Julie Helen: 'The call to accelerate action makes me wake up and think about what's next'

I took action before everything fell apart in a professional sense and I am proud of that action, writes JULIE HELEN in her weekly column in WoW!
Julie Helen: 'The call to accelerate action makes me wake up and think about what's next'

There is nothing huge or drastic about what I can do, but something I say or do might have a positive impact I know nothing about, writes Julie. 

This year’s International Women’s Day centres around the theme calling us to Accelerate Action.

It is a global call for us to band together to work on gender equality.

Focusing on the need to “Accelerate Action” emphasises the importance of taking swift and decisive steps to achieve gender equality. It calls for increased momentum and urgency in addressing the systemic barriers and biases that women face, both in personal and professional spheres.

When I see the words written down, they feel like lofty aspirations when we still see too few women in positions of power, either in business or professional spheres, or indeed in government in Ireland.

Our first step in taking any action is to believe that we can succeed and then to take that belief and turn it to action. I feel, having just reached 40 and in a phase of life where I am focusing on my family, I know I am in a sincere place of privilege.

I am in a household where I am valued as an equally contributing member in all that we do, but I’ll be honest, because I am not earnestly and full-time in the workforce at the moment, I have to continually remind myself that my role in our home and the role I play in supporting my husband and son in day to day life, contributes to the overall picture of our life together.

At the crux of the matter, I don’t want other people raising our child, and we can economically make the choice that it can be me. We are lucky we can do that and I take my hat off to working parents. I couldn’t sustain both, I was run into the ground. I took action before everything fell apart in a professional sense and I am proud of that action.

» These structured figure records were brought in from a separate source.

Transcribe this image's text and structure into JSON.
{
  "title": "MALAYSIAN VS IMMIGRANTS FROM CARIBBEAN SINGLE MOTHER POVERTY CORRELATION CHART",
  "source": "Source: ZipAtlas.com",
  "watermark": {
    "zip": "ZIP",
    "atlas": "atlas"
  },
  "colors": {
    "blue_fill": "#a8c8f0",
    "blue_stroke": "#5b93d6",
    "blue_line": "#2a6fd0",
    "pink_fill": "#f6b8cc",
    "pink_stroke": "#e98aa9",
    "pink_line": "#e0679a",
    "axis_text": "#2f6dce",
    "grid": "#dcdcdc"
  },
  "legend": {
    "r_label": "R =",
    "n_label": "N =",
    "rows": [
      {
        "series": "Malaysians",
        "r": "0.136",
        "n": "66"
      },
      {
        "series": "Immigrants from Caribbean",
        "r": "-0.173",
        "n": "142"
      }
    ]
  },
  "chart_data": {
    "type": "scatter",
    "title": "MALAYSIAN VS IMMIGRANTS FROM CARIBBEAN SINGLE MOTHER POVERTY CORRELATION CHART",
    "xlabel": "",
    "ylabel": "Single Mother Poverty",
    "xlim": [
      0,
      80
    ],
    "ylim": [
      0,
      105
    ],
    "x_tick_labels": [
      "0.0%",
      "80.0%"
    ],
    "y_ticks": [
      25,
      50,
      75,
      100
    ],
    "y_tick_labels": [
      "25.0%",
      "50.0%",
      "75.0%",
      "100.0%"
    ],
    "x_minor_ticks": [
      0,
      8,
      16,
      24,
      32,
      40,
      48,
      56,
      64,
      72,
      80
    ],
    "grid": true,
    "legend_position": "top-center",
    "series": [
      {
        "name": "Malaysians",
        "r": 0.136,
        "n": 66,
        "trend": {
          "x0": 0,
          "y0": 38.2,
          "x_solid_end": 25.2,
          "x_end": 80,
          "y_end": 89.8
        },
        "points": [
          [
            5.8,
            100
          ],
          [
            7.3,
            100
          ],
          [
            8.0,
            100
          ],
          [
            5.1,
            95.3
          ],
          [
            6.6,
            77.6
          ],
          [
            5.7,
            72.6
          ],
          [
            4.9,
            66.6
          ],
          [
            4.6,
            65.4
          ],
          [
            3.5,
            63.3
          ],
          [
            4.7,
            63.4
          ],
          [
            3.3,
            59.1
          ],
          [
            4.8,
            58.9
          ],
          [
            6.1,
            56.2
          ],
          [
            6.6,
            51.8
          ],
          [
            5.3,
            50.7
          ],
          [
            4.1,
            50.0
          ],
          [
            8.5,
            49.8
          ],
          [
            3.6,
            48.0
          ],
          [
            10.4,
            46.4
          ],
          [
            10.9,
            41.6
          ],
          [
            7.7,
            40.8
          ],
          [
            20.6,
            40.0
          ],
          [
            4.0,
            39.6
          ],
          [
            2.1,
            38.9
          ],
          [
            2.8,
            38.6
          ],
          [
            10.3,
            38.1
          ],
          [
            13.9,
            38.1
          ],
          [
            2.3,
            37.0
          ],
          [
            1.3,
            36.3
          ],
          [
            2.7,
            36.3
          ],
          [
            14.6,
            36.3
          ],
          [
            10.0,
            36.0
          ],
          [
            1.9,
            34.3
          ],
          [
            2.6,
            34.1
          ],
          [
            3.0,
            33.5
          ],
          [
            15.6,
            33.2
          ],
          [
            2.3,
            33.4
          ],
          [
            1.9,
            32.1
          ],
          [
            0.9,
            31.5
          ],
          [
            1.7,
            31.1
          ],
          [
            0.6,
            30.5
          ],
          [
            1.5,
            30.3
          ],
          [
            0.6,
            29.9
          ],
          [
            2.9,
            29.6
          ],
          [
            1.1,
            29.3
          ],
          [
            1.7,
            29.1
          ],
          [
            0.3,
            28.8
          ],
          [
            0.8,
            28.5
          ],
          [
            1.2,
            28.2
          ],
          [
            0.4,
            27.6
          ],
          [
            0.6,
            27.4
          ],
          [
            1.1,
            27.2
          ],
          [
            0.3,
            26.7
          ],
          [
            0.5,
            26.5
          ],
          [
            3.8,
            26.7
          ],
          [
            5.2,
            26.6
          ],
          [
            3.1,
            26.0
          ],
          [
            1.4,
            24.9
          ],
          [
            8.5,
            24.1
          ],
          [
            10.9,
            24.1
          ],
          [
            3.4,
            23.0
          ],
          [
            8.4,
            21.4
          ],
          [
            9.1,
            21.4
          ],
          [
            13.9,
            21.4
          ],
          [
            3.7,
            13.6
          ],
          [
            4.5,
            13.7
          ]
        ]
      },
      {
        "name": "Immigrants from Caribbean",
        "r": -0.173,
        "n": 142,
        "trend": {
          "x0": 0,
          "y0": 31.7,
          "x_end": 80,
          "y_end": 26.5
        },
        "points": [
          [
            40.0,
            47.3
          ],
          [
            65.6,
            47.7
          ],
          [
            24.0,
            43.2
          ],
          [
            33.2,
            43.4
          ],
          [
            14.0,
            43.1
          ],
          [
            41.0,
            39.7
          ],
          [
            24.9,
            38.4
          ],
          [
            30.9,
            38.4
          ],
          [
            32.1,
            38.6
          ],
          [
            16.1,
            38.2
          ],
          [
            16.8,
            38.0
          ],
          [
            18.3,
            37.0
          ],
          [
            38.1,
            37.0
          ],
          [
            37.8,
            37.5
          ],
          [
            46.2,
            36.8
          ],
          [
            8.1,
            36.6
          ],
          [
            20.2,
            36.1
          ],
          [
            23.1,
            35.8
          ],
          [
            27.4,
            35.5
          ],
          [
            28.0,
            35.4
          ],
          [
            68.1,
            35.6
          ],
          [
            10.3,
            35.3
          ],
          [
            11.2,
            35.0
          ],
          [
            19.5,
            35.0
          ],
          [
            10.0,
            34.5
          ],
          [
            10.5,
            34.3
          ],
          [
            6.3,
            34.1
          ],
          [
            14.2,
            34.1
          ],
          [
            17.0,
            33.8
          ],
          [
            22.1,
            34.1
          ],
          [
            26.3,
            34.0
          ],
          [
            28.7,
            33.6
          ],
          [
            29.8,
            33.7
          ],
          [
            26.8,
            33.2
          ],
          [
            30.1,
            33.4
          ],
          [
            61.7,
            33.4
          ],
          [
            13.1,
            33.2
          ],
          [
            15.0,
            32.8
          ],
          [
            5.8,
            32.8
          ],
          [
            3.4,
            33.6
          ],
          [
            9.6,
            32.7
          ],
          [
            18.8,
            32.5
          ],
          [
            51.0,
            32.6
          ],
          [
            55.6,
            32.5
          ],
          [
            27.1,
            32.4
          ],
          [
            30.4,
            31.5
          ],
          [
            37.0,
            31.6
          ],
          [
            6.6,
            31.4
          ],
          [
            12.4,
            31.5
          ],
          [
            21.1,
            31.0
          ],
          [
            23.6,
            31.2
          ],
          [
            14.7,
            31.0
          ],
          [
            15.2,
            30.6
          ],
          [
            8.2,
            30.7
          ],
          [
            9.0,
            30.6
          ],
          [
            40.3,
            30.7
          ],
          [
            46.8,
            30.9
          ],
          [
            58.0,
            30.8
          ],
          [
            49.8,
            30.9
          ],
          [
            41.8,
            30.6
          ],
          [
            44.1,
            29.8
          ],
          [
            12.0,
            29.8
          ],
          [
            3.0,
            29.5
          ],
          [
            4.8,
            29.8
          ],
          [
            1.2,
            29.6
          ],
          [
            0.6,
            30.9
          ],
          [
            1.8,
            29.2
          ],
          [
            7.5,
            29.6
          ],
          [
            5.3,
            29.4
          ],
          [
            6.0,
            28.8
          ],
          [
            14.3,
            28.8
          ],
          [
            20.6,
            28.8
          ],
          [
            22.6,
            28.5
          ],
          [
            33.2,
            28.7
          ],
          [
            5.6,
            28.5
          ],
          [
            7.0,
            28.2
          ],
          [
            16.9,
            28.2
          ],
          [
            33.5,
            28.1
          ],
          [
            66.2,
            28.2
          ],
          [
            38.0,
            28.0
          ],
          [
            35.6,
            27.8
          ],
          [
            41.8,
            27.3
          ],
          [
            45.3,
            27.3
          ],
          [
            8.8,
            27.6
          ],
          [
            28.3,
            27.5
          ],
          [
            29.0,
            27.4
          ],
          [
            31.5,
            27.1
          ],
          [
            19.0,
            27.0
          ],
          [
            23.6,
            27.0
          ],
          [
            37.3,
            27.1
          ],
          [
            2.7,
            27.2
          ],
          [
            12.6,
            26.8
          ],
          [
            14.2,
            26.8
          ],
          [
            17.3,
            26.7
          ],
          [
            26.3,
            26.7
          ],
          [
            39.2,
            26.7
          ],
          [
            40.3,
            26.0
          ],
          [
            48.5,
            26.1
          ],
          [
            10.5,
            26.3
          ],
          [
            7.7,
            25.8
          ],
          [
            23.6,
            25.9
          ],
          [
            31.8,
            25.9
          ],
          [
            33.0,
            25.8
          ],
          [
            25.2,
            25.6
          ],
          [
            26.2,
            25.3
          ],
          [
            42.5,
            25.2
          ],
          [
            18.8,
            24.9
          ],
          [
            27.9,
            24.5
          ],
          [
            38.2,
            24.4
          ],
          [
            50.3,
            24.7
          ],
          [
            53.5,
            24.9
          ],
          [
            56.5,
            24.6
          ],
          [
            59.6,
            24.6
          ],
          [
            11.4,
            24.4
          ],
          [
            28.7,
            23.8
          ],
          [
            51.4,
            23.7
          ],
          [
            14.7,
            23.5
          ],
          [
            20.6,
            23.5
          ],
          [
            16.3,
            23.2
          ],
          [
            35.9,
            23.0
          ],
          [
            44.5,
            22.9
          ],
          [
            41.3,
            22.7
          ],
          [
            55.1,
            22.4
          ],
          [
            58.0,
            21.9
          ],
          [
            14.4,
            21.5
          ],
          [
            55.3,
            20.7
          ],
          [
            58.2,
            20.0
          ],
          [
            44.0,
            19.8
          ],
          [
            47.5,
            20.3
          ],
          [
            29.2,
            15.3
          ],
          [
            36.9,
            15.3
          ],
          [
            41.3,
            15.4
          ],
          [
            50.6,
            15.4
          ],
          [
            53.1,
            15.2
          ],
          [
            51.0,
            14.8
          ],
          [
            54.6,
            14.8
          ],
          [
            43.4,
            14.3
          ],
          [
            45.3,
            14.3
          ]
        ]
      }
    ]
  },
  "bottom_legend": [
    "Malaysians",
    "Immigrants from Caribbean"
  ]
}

I sometimes worry about how I will feel in 20 years’ time; will I regret stepping out of the workforce? Will I find the path back too hard? Will I lose myself in it all? When I think like that I think of my own Mum, who stepped out when we were children and successfully re-entered the workplace when we were teenagers, long before there were public conversations and supports for that to happen.

The call to accelerate action makes me wake up and be deliberate about what I do in the time that I step back from being an employee full time. I can keep my education and training up, I can keep my connections and stay active in my community. I also feel I have an important role in supporting other women around me. I can support those who are working, I can mind children, offer playdates, even something as small as leaving another driver out at a tricky junction when I am not in as much of a hurry during rush hour as other people might be. Something even that small might make a difference to somebody else.

I believe a way to accelerate my own action is to realise how I can consistently contribute to gender equality. I can build other women up, I can let them know that I can see their efforts, I can promote good service and support by women in business.

I can tell stories; I can use my words to encourage other people to take action in their own lives.

There is nothing huge or drastic about what I can do, but something I say or do might have a positive impact I know nothing about. So I will do little things each day to amplify and accelerate our gender equality action together.